Cette « boucherie » industrielle n’a malheureusement rien de surprenant pour celles et ceux qui s’opposent à l' implantation de ces infrastructures. Les conséquences aujourd’hui constatées avaient déjà été dénoncées lors des commissions d’enquête, au cours de la procédure, par des citoyens engagés. Mais comme le dit le proverbe, il n’y a pas plus sourd que celui qui ne veut pas entendre : cette maxime semble s’appliquer parfaitement aux autorités publiques, aux commissaires enquêteurs, à nombre d’élus et... aux loueurs de parcelles indispensables !
Face à cette mortalité recensée, la préfecture se doit de prendre des mesures2. Pourtant, elle ne va pas jusqu’à envisager la cessation de l’exploitation du site, qui constituerait sans aucun doute la solution la plus efficace pour protéger ces espèces. La prise de conscience, si tant est qu’elle existe, montre ici ses limites. On préfère de nouveau aménager les conditions d’exploitation afin de les rendre « moins destructrices », notamment par le biais du bridage des machines, en espérant que ces nouvelles dispositions permettront — cette fois ci, enfin, de réduire la mortalité au point zéro !

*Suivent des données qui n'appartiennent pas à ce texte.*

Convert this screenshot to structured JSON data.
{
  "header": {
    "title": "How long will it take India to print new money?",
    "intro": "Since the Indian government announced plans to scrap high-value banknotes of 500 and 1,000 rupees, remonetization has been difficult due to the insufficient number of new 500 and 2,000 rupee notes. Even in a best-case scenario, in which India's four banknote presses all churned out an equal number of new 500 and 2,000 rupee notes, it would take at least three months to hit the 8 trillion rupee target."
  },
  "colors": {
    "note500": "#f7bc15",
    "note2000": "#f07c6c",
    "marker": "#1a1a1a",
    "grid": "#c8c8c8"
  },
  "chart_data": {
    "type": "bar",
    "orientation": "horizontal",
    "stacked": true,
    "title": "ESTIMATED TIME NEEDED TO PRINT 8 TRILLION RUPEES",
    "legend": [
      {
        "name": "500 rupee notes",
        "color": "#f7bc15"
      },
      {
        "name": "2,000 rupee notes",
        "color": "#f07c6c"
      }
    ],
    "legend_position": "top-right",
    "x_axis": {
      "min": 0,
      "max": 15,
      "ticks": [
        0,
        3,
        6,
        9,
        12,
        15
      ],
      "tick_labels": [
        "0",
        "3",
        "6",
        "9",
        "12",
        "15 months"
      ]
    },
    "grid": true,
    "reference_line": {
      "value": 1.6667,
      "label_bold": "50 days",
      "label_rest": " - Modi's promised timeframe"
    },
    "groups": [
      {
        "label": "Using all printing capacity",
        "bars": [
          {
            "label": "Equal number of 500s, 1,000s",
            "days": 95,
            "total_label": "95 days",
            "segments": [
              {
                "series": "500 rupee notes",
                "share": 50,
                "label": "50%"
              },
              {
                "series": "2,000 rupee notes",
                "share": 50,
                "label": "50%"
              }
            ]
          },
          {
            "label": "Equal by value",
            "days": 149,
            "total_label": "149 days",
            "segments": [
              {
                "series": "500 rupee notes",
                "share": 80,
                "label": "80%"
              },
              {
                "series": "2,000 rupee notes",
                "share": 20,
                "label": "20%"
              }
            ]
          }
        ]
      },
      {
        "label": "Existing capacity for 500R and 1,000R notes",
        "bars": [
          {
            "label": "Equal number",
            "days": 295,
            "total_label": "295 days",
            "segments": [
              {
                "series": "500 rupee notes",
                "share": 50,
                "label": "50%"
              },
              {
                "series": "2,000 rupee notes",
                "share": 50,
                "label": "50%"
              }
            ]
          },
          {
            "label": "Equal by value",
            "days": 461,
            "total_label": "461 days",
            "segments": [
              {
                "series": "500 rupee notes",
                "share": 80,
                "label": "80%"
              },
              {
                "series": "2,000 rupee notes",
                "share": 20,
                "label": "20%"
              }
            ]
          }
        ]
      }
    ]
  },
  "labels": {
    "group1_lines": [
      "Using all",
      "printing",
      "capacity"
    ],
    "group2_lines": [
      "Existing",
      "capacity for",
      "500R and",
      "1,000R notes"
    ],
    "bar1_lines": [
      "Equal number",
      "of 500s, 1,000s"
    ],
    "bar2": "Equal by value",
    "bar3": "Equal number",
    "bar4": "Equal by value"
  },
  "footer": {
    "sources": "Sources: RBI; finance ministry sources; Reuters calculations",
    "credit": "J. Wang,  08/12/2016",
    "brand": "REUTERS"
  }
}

1. BAUDRECOURT, DOMMARTIN-LE-SAINT-PÈRE ET DOULEVANT-LE-CHÂTEAU
2. Par cette décision, il se confirme une fois de plus que lorsque l’État daigne faire son travail, les exploitants du vent sont systématiquement sanctionnés. De plus, la préfecture a donné son feu vert à cette usine... puis, quelque temps plus tard, elle revient pour la sanctionner. On autorise, puis on punit. On appelle ça comment déjà ? De l’ auto-sanction ? Étonnant, non ?
Il convient de préciser que le nombre de décès mentionné dans cet APC ne prend pas en compte l’ensemble des chauves-souris mortes à proximité de l’usine et emportées par des charognards. Le bilan réel de mortalité est donc assurément nettement plus élevé.